The annotated dataset supported the training of the Multilevel Hierarchical Clinical-Longformer Embeddings (MHCLE) model, enabling structured prediction of SDOMHs from unstructured text. These efforts collectively aimed to advance computational methods for understanding how social factors of mental health contribute to OUD progression and to create a reusable benchmark for future research in clinical NLP and health informatics.
Data files
model1_2636.csv: the first column are clinical notes (texts) which we have removed due to sensitive information and specified subject ids instead and remaining column is the label which states whether opioid use disorder present or absent for which we used binary class as 0 or 1.(present = 1, absent = 0)
model2_2636.csv: the first column are clinical notes (texts) which we have removed due to sensitive information and specified subject ids instead and remaining column is the label which states whether social determinants of mental health (SDOMH) is present or absent within the text for which we have used binary class as 0 or 1 (present = 1, absent = 0).

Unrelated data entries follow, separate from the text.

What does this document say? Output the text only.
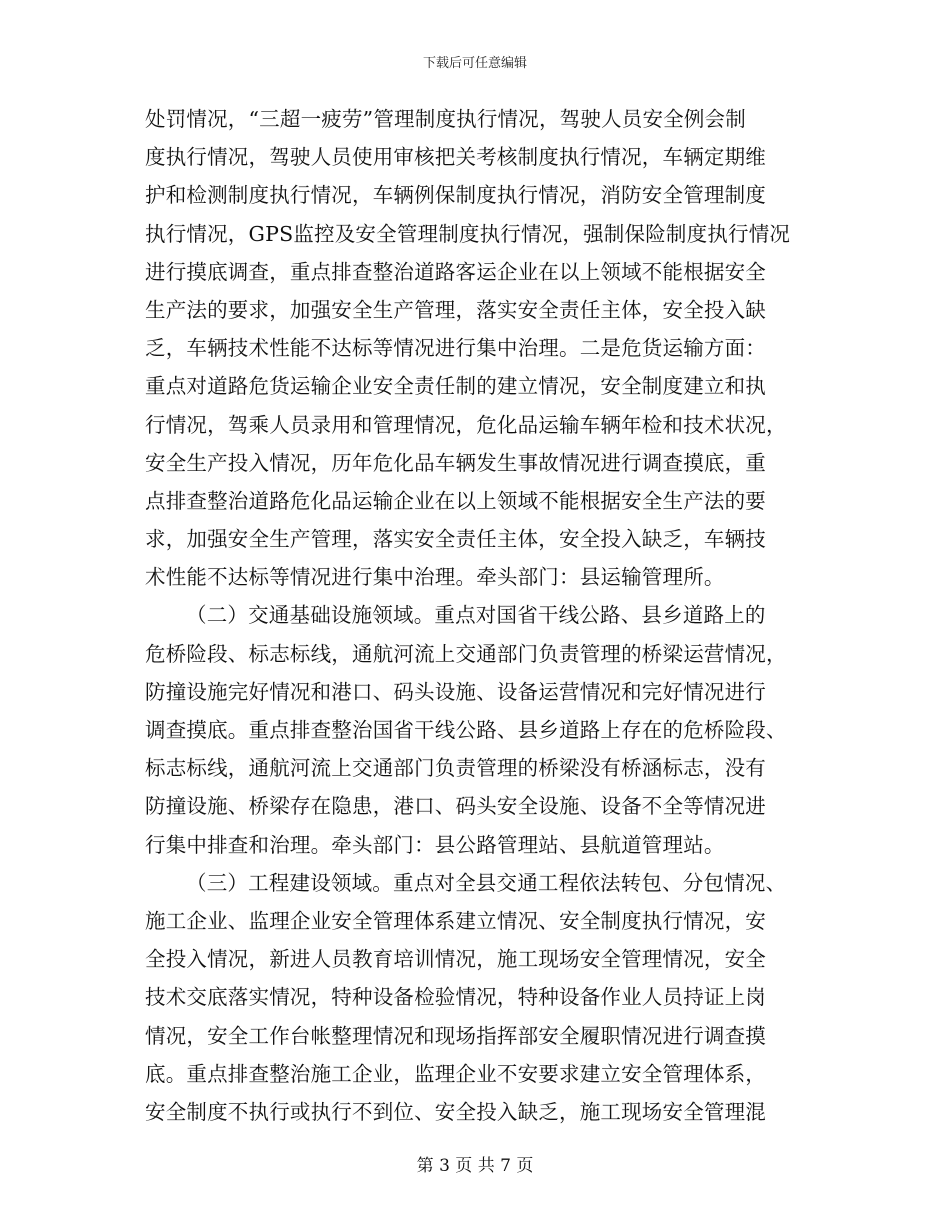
下载后可任意编辑
处罚情况，“三超一疲劳”管理制度执行情况，驾驶人员安全例会制
度执行情况，驾驶人员使用审核把关考核制度执行情况，车辆定期维
护和检测制度执行情况，车辆例保制度执行情况，消防安全管理制度
执行情况，GPS监控及安全管理制度执行情况，强制保险制度执行情况
进行摸底调查，重点排查整治道路客运企业在以上领域不能根据安全
生产法的要求，加强安全生产管理，落实安全责任主体，安全投入缺
乏，车辆技术性能不达标等情况进行集中治理。二是危货运输方面：
重点对道路危货运输企业安全责任制的建立情况，安全制度建立和执
行情况，驾乘人员录用和管理情况，危化品运输车辆年检和技术状况，
安全生产投入情况，历年危化品车辆发生事故情况进行调查摸底，重
点排查整治道路危化品运输企业在以上领域不能根据安全生产法的要
求，加强安全生产管理，落实安全责任主体，安全投入缺乏，车辆技
术性能不达标等情况进行集中治理。牵头部门：县运输管理所。
（二）交通基础设施领域。重点对国省干线公路、县乡道路上的
危桥险段、标志标线，通航河流上交通部门负责管理的桥梁运营情况，
防撞设施完好情况和港口、码头设施、设备运营情况和完好情况进行
调查摸底。重点排查整治国省干线公路、县乡道路上存在的危桥险段、
标志标线，通航河流上交通部门负责管理的桥梁没有桥涵标志，没有
防撞设施、桥梁存在隐患，港口、码头安全设施、设备不全等情况进
行集中排查和治理。牵头部门：县公路管理站、县航道管理站。
（三）工程建设领域。重点对全县交通工程依法转包、分包情况、
施工企业、监理企业安全管理体系建立情况、安全制度执行情况，安
全投入情况，新进人员教育培训情况，施工现场安全管理情况，安全
技术交底落实情况，特种设备检验情况，特种设备作业人员持证上岗
情况，安全工作台帐整理情况和现场指挥部安全履职情况进行调查摸
底。重点排查整治施工企业，监理企业不安要求建立安全管理体系，
安全制度不执行或执行不到位、安全投入缺乏，施工现场安全管理混
第 3 页 共 7 页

model3_2636.csv: the first column are clinical notes(texts) which we have removed due to sensitive information and specified subject ids instead and remaining column are the labels which states exactly which determinants are present or absent out of 13 SDOMH. For these multilabels,we have binary class as 0 or 1 for each SDOMH labels (present = 1, absent = 0). The 13 SDOMH are: Socially Detached, Health Care Handover, Obstacles to Medical Care, Financial Uncertainty, Residential Instability, Nutritional Shortage, Violence, Judicial Obstacles, Substance Misuse, Mental Disturbance Symptoms, Acute Pain, Medical Disability, and Suicide Mortality, respectively.
Code/Software
Python (3.9+). Used for preprocessing, annotation orchestration, modeling, and evaluation.
Common Python libraries (open-source):
pandas (tabular I/O and cleaning)
numpy (vectorized ops)
NLTK (tokenization, lemmatization; download punkt, stopwords, wordnet)
PyTorch (deep learning backend; CPU/GPU)
transformers and tokenizers (loading Clinical-Longformer/ClinicalBERT etc)
scikit-learn (metrics/utilities)
matplotlib (optional figures)
GPU (optional): Any CUDA-capable NVIDIA GPU (e.g., A100 as used in the study) accelerates training/inference; CPU works for small tests.
OpenAI API (optional): Only needed if you wish to replicate HLLIA’s LLM-assisted labeling step (GPT-3.5/4) rather than using the already-provided labels.
The dataset itself (notes and labels) can be viewed with any text editor or spreadsheet tool (e.g., VS Code, Excel, libreoffice). No proprietary software is required.
Access Information
Other publicly accessible locations of the data:
Data was derived from the following sources:
-
https://physionet.org/content/mimiciv/3.1/
Follow this below steps:
Create a PhysioNet Account
Go to https://physionet.org. Click 'Sign Up' and register with your institutional or academic email. Verify your email address - this is required before proceeding.
Go to the MIMIC-IV-Note page on PhysioNet -> click “Request Access”.
Sign the Data Use Agreement (DUA) and upload your CITI completion report.
Download or Access the Data: Once your request is approved,Navigate back to the MIMIC-IV-Note project page.
You can: Download ZIP or CSV files directly (de-identified free-text notes), or Use Google BigQuery / AWS cloud access for large-scale querying.
Human subjects data
Please note this are deidentified clinical notes from MIMIC IV datasets which are publicly accessible.We hold PhysioNet credentialed access and adhere to its Data Use Agreement (DUA).